Background: Currently, tacrolimus is the preferred anti-rejection therapy for kidney transplant recipients due to its greater protection against acute rejections compared to cyclosporin A (CsA). Despite the advantages of kidney transplantation, it has been associated with an increased incidence of de novo malignancies. Furthermore, a systematic review in 2005 revealed no statistical difference in tumorigenicity between tacrolimus and CsA. This report provides an up to date systematic review and evaluation of all relevant studies in the literature to determine the risk of malignancy in kidney transplant recipients exposed to tacrolimus. Methods: A systematic literature search was performed using the Medline (PubMed and Ovid), Embase, Clinical Trials, and Cochrane databases (from creation to May 2021). We performed a meta-analysis of 11 studies with 36,985 kidney transplant recipients that compared the tacrolimus group with the control group. Outcomes of this study were incidence of malignancies and skin cancer risk. Risk of Bias was assessed in terms of whether there was random sequence generation, allocation concealment, blinding, completeness of results, selective reporting, etc. This meta-analysis was performed in accordance with PRISMA guidelines.
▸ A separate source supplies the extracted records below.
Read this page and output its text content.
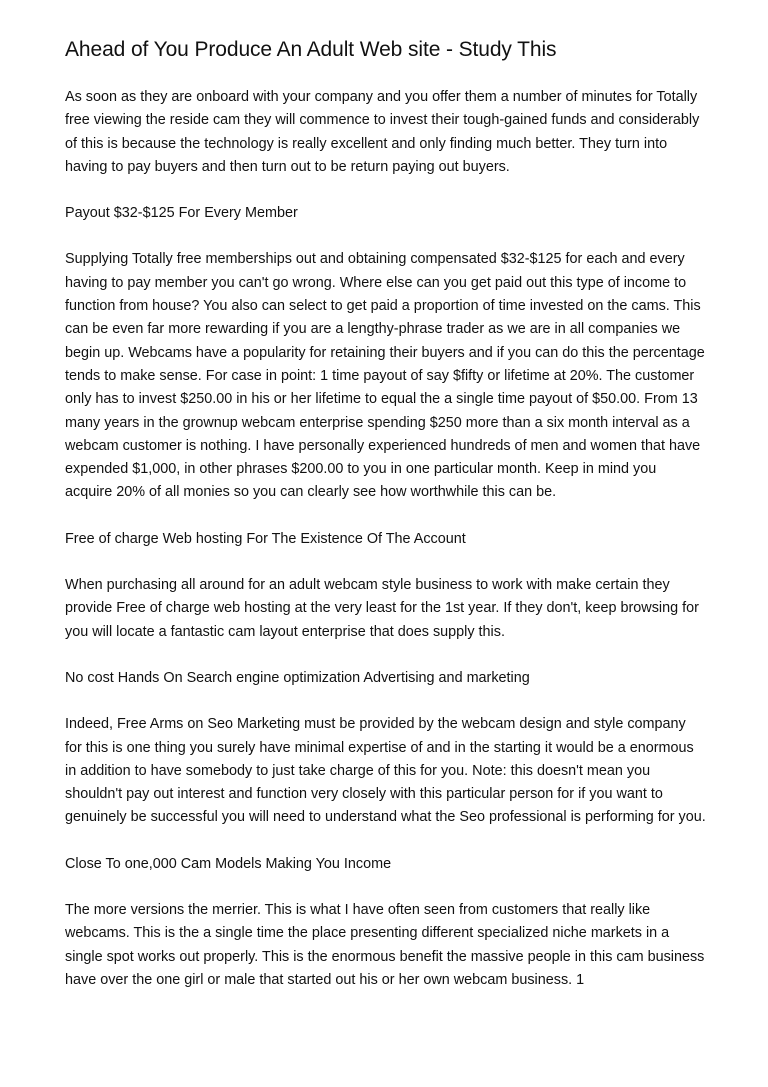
Ahead of You Produce An Adult Web site - Study This
As soon as they are onboard with your company and you offer them a number of minutes for Totally free viewing the reside cam they will commence to invest their tough-gained funds and considerably of this is because the technology is really excellent and only finding much better. They turn into having to pay buyers and then turn out to be return paying out buyers.
Payout $32-$125 For Every Member
Supplying Totally free memberships out and obtaining compensated $32-$125 for each and every having to pay member you can't go wrong. Where else can you get paid out this type of income to function from house? You also can select to get paid a proportion of time invested on the cams. This can be even far more rewarding if you are a lengthy-phrase trader as we are in all companies we begin up. Webcams have a popularity for retaining their buyers and if you can do this the percentage tends to make sense. For case in point: 1 time payout of say $fifty or lifetime at 20%. The customer only has to invest $250.00 in his or her lifetime to equal the a single time payout of $50.00. From 13 many years in the grownup webcam enterprise spending $250 more than a six month interval as a webcam customer is nothing. I have personally experienced hundreds of men and women that have expended $1,000, in other phrases $200.00 to you in one particular month. Keep in mind you acquire 20% of all monies so you can clearly see how worthwhile this can be.
Free of charge Web hosting For The Existence Of The Account
When purchasing all around for an adult webcam style business to work with make certain they provide Free of charge web hosting at the very least for the 1st year. If they don't, keep browsing for you will locate a fantastic cam layout enterprise that does supply this.
No cost Hands On Search engine optimization Advertising and marketing
Indeed, Free Arms on Seo Marketing must be provided by the webcam design and style company for this is one thing you surely have minimal expertise of and in the starting it would be a enormous in addition to have somebody to just take charge of this for you. Note: this doesn't mean you shouldn't pay out interest and function very closely with this particular person for if you want to genuinely be successful you will need to understand what the Seo professional is performing for you.
Close To one,000 Cam Models Making You Income
The more versions the merrier. This is what I have often seen from customers that really like webcams. This is the a single time the place presenting different specialized niche markets in a single spot works out properly. This is the enormous benefit the massive people in this cam business have over the one girl or male that started out his or her own webcam business. 1
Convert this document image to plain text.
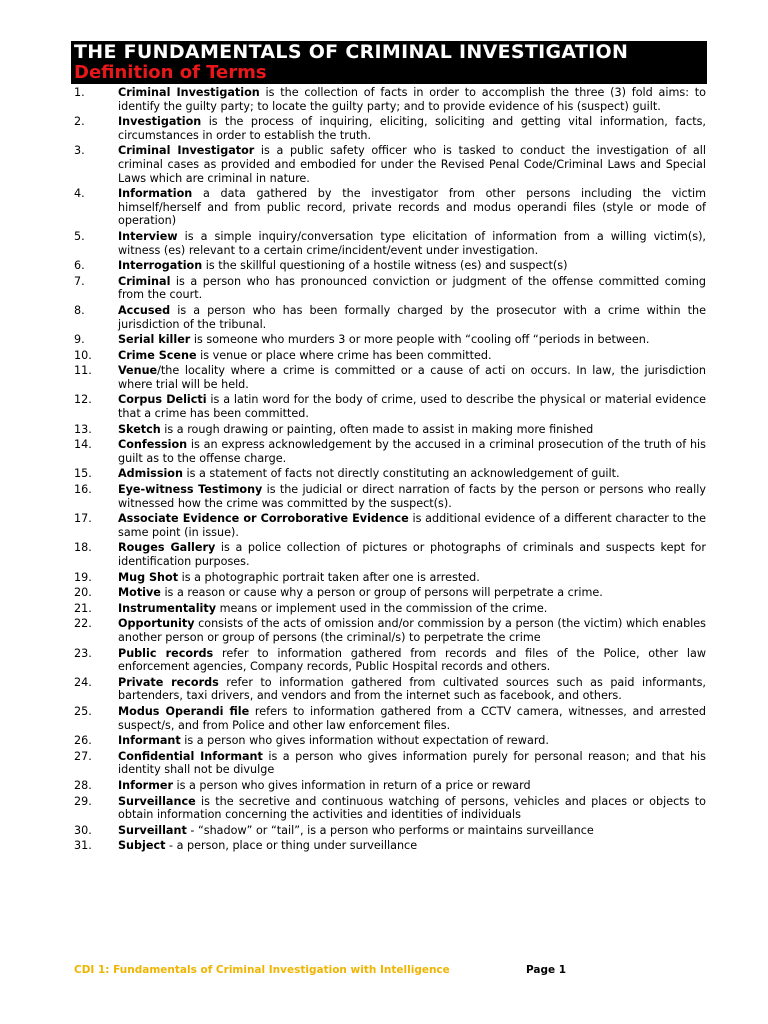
THE FUNDAMENTALS OF CRIMINAL INVESTIGATION
Definition of Terms
1.	Criminal Investigation is the collection of facts in order to accomplish the three (3) fold aims: to identify the guilty party; to locate the guilty party; and to provide evidence of his (suspect) guilt.
2.	Investigation is the process of inquiring, eliciting, soliciting and getting vital information, facts, circumstances in order to establish the truth.
3.	Criminal Investigator is a public safety officer who is tasked to conduct the investigation of all criminal cases as provided and embodied for under the Revised Penal Code/Criminal Laws and Special Laws which are criminal in nature.
4.	Information a data gathered by the investigator from other persons including the victim himself/herself and from public record, private records and modus operandi files (style or mode of operation)
5.	Interview is a simple inquiry/conversation type elicitation of information from a willing victim(s), witness (es) relevant to a certain crime/incident/event under investigation.
6.	Interrogation is the skillful questioning of a hostile witness (es) and suspect(s)
7.	Criminal is a person who has pronounced conviction or judgment of the offense committed coming from the court.
8.	Accused is a person who has been formally charged by the prosecutor with a crime within the jurisdiction of the tribunal.
9.	Serial killer is someone who murders 3 or more people with “cooling off “periods in between.
10.	Crime Scene is venue or place where crime has been committed.
11.	Venue/the locality where a crime is committed or a cause of acti on occurs. In law, the jurisdiction where trial will be held.
12.	Corpus Delicti is a latin word for the body of crime, used to describe the physical or material evidence that a crime has been committed.
13.	Sketch is a rough drawing or painting, often made to assist in making more finished
14.	Confession is an express acknowledgement by the accused in a criminal prosecution of the truth of his guilt as to the offense charge.
15.	Admission is a statement of facts not directly constituting an acknowledgement of guilt.
16.	Eye-witness Testimony is the judicial or direct narration of facts by the person or persons who really witnessed how the crime was committed by the suspect(s).
17.	Associate Evidence or Corroborative Evidence is additional evidence of a different character to the same point (in issue).
18.	Rouges Gallery is a police collection of pictures or photographs of criminals and suspects kept for identification purposes.
19.	Mug Shot is a photographic portrait taken after one is arrested.
20.	Motive is a reason or cause why a person or group of persons will perpetrate a crime.
21.	Instrumentality means or implement used in the commission of the crime.
22.	Opportunity consists of the acts of omission and/or commission by a person (the victim) which enables another person or group of persons (the criminal/s) to perpetrate the crime
23.	Public records refer to information gathered from records and files of the Police, other law enforcement agencies, Company records, Public Hospital records and others.
24.	Private records refer to information gathered from cultivated sources such as paid informants, bartenders, taxi drivers, and vendors and from the internet such as facebook, and others.
25.	Modus Operandi file refers to information gathered from a CCTV camera, witnesses, and arrested suspect/s, and from Police and other law enforcement files.
26.	Informant is a person who gives information without expectation of reward.
27.	Confidential Informant is a person who gives information purely for personal reason; and that his identity shall not be divulge
28.	Informer is a person who gives information in return of a price or reward
29.	Surveillance is the secretive and continuous watching of persons, vehicles and places or objects to obtain information concerning the activities and identities of individuals
30.	Surveillant - “shadow” or “tail”, is a person who performs or maintains surveillance
31.	Subject - a person, place or thing under surveillance
CDI 1: Fundamentals of Criminal Investigation with Intelligence	Page 1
Results: Of the 11 included studies, 8 were high quality studies, 1 was assessed as medium quality, and 2 were low quality studies. The results showed a significantly increased risk of overall malignancy associated with tacrolimus exposure compared to non-tacrolimus therapy [risk ratio (RR) =1.59; 95% confidence interval (CI): 1.19-2.11; P=0.002], and especially with sirolimus (SRL) (RR =2.58; 95% CI: 1.62-4.09; P<0.0001). The incidence of skin cancer was consistent with the overall study (RR =2.03; 95% CI: 1.25-3.28; P=0.004). However, there was no significant difference in the incidence of tumors between tacrolimus and cyclosporine A treatment (RR =1.12; 95% CI: 0.80-1.56; P=0.52), even in studies with long follow-up periods of more than 3 years. Discussion: The data demonstrated that patients treated with tacrolimus had a higher risk of carcinogenicity compared to patients treated with SRL. However, patients treated with tacrolimus had a similar incidence of carcinogenicity compared to patients treated with CsA. Further clinical studies are warranted to confirm these findings.